Late Quaternary events on the Kanawha River reflect local base-level control by the Ohio River as well as complex response mechanisms acting within the Kanawha River basin. An influx of glacial outwash caused aggradation in the Ohio River Valley about 22 ka B.P., which raised the base level of the Kanawha River and resulted in a back-filling of the valley. Glaciers retreated from the Ohio River basin by 13 ka B.P., reducing sediment supply and triggering incision on the Ohio and Kanawha Rivers. The incision left a well-defined late Wisconsin terrace in the Kanawha River Valley. The tread of this terrace lies at about 600 feet in elevation at the mouth of the Kanawha River and has a much lower gradient than the modern floodplain. The low gradient of this terrace indicates that the volume of sediment provided by the New/Kanawha fluvial system was not sufficient to maintain a constant gradient during the rise in base-level at the river’s mouth.

An early Holocene terrace can also be identified in the Kanawha River Valley which probably formed because of a complex response initiated by late Wisconsin incision and early Holocene knickpoint migration. The sediment released by upstream incision caused renewed aggradation in the lower reaches of the Kanawha River and formed a terrace with an elevation of about 580 feet in elevation at the river’s mouth.
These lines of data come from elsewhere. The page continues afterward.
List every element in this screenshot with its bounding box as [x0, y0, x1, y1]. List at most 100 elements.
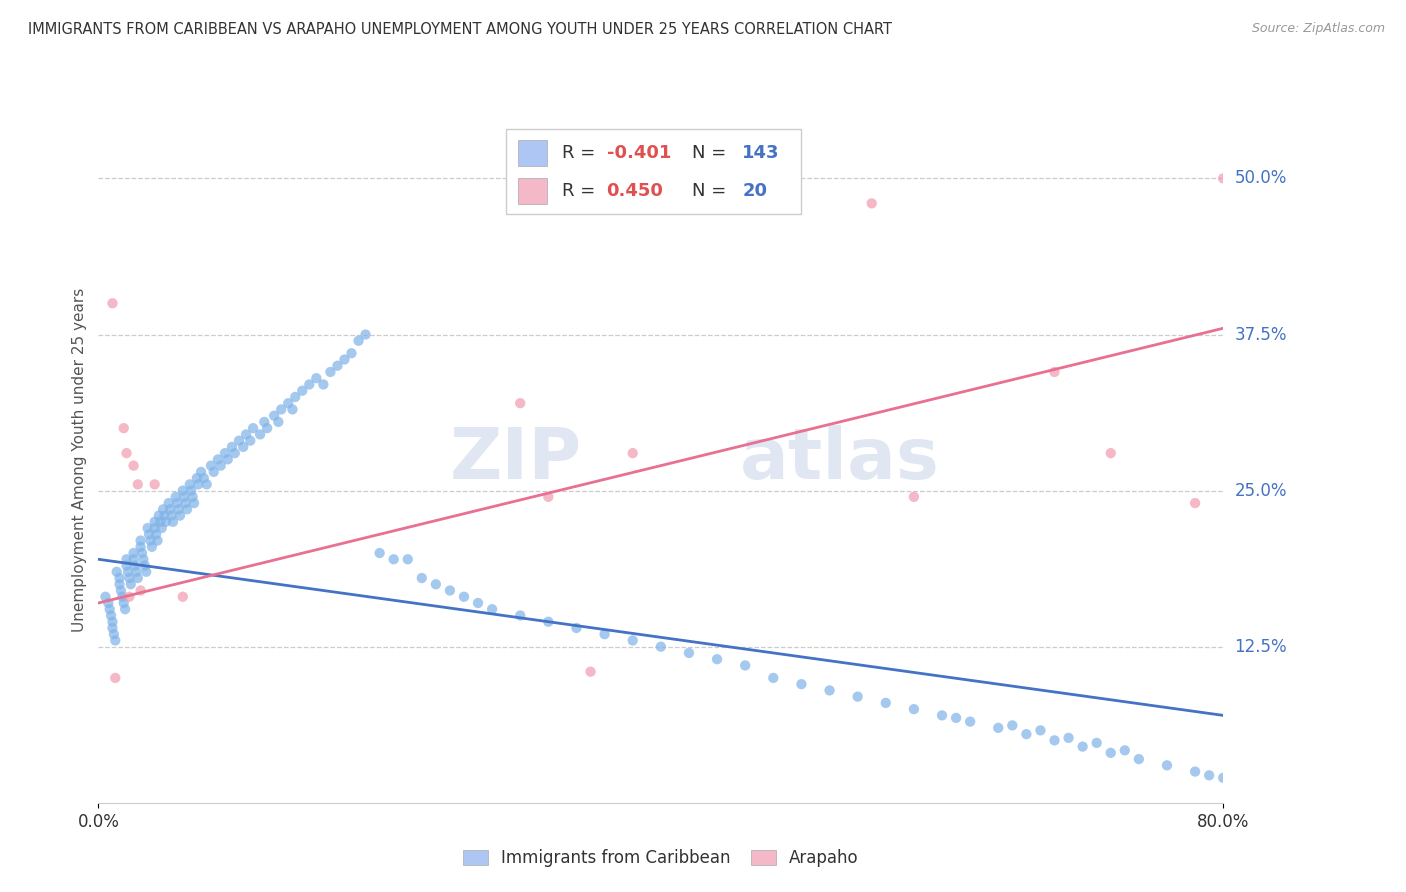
Point	[103, 627, 125, 641]
Point	[143, 515, 166, 529]
Point	[108, 571, 131, 585]
Point	[108, 577, 131, 591]
Point	[162, 515, 184, 529]
Point	[131, 546, 153, 560]
Point	[1015, 727, 1038, 741]
Point	[138, 527, 160, 541]
Point	[207, 452, 229, 467]
Point	[195, 477, 218, 491]
Point	[270, 402, 292, 417]
Point	[169, 508, 191, 523]
Point	[354, 327, 377, 342]
Point	[565, 621, 588, 635]
Point	[202, 465, 225, 479]
Point	[146, 533, 169, 548]
Point	[903, 490, 925, 504]
Text: N =: N =	[692, 182, 733, 200]
Text: Source: ZipAtlas.com: Source: ZipAtlas.com	[1251, 22, 1385, 36]
Point	[1156, 758, 1178, 772]
Point	[1001, 718, 1024, 732]
Point	[173, 490, 195, 504]
Point	[127, 477, 149, 491]
Point	[425, 577, 447, 591]
Point	[242, 421, 264, 435]
Legend: Immigrants from Caribbean, Arapaho: Immigrants from Caribbean, Arapaho	[457, 842, 865, 873]
Point	[217, 452, 239, 467]
Point	[193, 471, 215, 485]
Point	[312, 377, 335, 392]
Point	[235, 427, 257, 442]
Point	[1071, 739, 1094, 754]
Point	[98, 602, 121, 616]
Point	[153, 508, 176, 523]
Point	[136, 521, 159, 535]
Point	[97, 596, 120, 610]
Point	[333, 352, 356, 367]
Point	[291, 384, 314, 398]
Text: 50.0%: 50.0%	[1234, 169, 1286, 187]
Point	[105, 565, 128, 579]
Point	[101, 296, 124, 310]
Text: atlas: atlas	[740, 425, 939, 494]
Point	[134, 558, 156, 573]
Point	[152, 502, 174, 516]
Point	[160, 508, 183, 523]
Text: R =: R =	[562, 145, 602, 162]
Point	[734, 658, 756, 673]
Point	[1212, 771, 1234, 785]
Point	[1128, 752, 1150, 766]
Point	[762, 671, 785, 685]
Point	[122, 552, 145, 566]
Point	[122, 546, 145, 560]
Point	[101, 621, 124, 635]
Text: 25.0%: 25.0%	[1234, 482, 1286, 500]
Point	[214, 446, 236, 460]
Point	[115, 552, 138, 566]
Point	[129, 533, 152, 548]
Point	[467, 596, 489, 610]
Point	[790, 677, 813, 691]
Point	[860, 196, 883, 211]
Text: N =: N =	[692, 145, 733, 162]
Point	[115, 558, 138, 573]
Point	[159, 502, 181, 516]
Point	[326, 359, 349, 373]
Point	[112, 421, 135, 435]
FancyBboxPatch shape	[517, 140, 547, 166]
Point	[104, 633, 127, 648]
Point	[1184, 764, 1206, 779]
Point	[166, 496, 188, 510]
Point	[111, 590, 134, 604]
Point	[181, 490, 204, 504]
Text: 12.5%: 12.5%	[1234, 638, 1286, 656]
Point	[100, 608, 122, 623]
Text: 0.450: 0.450	[606, 182, 664, 200]
Point	[228, 434, 250, 448]
Point	[232, 440, 254, 454]
Point	[411, 571, 433, 585]
Point	[249, 427, 271, 442]
Point	[157, 496, 180, 510]
Point	[1085, 736, 1108, 750]
Point	[593, 627, 616, 641]
Point	[382, 552, 405, 566]
Point	[1057, 731, 1080, 745]
Point	[347, 334, 370, 348]
Point	[149, 515, 172, 529]
Text: -0.401: -0.401	[606, 145, 671, 162]
Point	[143, 477, 166, 491]
Point	[148, 508, 170, 523]
Point	[104, 671, 127, 685]
Point	[124, 558, 146, 573]
Point	[267, 415, 290, 429]
Point	[180, 483, 202, 498]
Point	[190, 465, 212, 479]
Point	[579, 665, 602, 679]
Point	[127, 571, 149, 585]
Text: 143: 143	[742, 145, 780, 162]
Point	[277, 396, 299, 410]
Point	[959, 714, 981, 729]
Text: ZIP: ZIP	[450, 425, 582, 494]
Point	[174, 496, 197, 510]
Point	[110, 583, 132, 598]
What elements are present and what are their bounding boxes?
Well-dated stratigraphic sequences at St. Albans and Dunbar show unconformities between Late Wisconsin and Holocene deposits.

Levee development was also an important component in the formation of the early Holocene terrace, and sedimentation rates of >4 m/ka have been documented on the levees. Early Archaic sites on levees indicate that the lower Kanawha River has been relatively stable and its meanders have not migrated significantly during the last 8,000 years.